I personally think just eat / uber eats / deliveroo are playing the long con. They make you think they are a delivery service but really their aim is to make you associate fast food with their platforms so you only ever go to their website when you need fast food. Then slowly but surely they start opening up their own fast food restraunts and the offers will now only work on their offerings giving them an advantage and pushing out the competition. Then BAM 10 years later all of the food choices on the platforms will be owned by platforms and little bobs kebabs goes bye bye, because for the last decade everyone has been conditioned to order their fast food from those platforms and the platforms own brands are now household names like Mcdonalds and KFC.

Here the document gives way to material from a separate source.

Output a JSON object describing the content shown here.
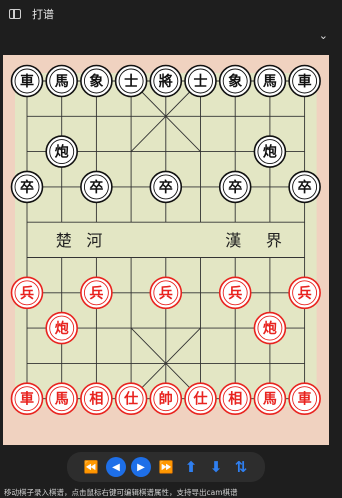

If you would like to see the effects of a fast food monopoly in the future you can watch the documentary Demolition Man.
Agree on this.
2 things I've noticed happening. Pizza hut, papa John's are listed on these apps. Why? They have this all sorted themselves, but they know people when hungry, now are starting to just load up these apps and looks what's available.
And also, many people are opening a food place that sells entirely just on this app. I've (unfortunately) ordered from places that are run from someone's kitchen in their flat. You don't realise it until you go looking for restaurant address.
This means these food places will he entirely dependent on uber/deliveroo and have to abide by their terms as they get better and better for uber/deliveroo until it becomes impossible to do business.
Then as you say, you'll have deliveroo with the ability to open food places themselves, instantly making a national brand fast food place that operates super cheap as they can run it from a shipping container and no one would know as they won't need a shop front.
It seems silly to me suggest as the company sees a huge uptake during this pandemic, that they wouldn't push any extra income right back into expansion.